I manage to cap off the live pipe (the other pipes are connected to the sprinklers and have proper valves and timers at their seminal ends, so they don’t have water perpetually flowing through them with no way to cut them off if by chance they get dinged by a shovel-wielding ignoramus) and I turn the water back on. Now my wife can finish washing my clothes and my daughter can take one of her frequent and interminable showers, but not before I have to make another trip to Orchard to buy another 14-cent fitting that I didn’t realize I didn’t have, but which is absolutely essential to the undertaking.
Now it’s nightfall, so I say to hell with it and I quit for the night, leaving great piles of mud, shovels, pickaxes, pliers, wrenches, broken bits of pipe, debris, and miscellaneous PVC fittings all over the lawn for the dogs to run off with and hide. I track mud into the house and all over the kitchen floor, and get dirt all over my wife’s new throw rug, which ticks her off all over again.
So Monday night, I get off work and go back out there, leaving the wife to go to the daughter’s open-house at school without me, which ticks them BOTH off.
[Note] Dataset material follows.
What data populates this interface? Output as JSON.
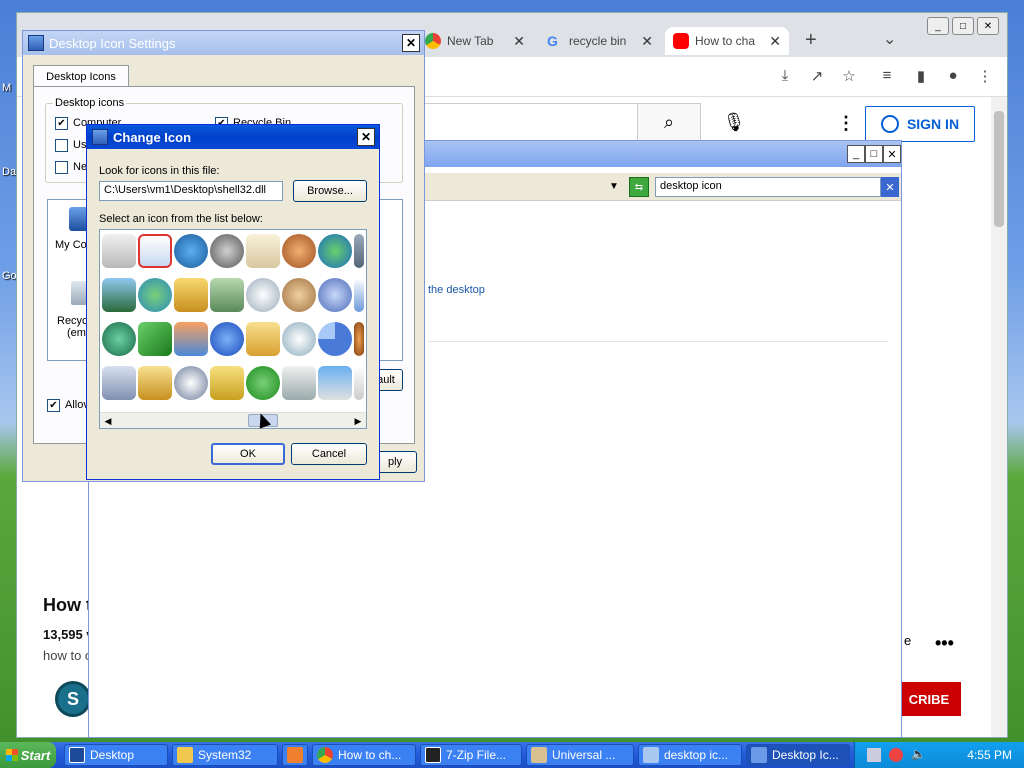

I finish re-routing the pipes, cover them up with the dirt from the piles on the lawn, get all the roots, broken pipe pieces, and trash picked up and tossed, get all the tools put away, and now it’s o-dark-hundred hours again. So I quit for the night. And now I’m right back where I was when I first started the project.
Today I’m going to see if I can rent a stump grinder to finish the job that the tree people got paid $1600 a year ago to not finish.
My wife says she doesn’t understand how I can make things so complicated. All she wanted was a few flagstones to keep the dogs from dragging dirt onto the patio.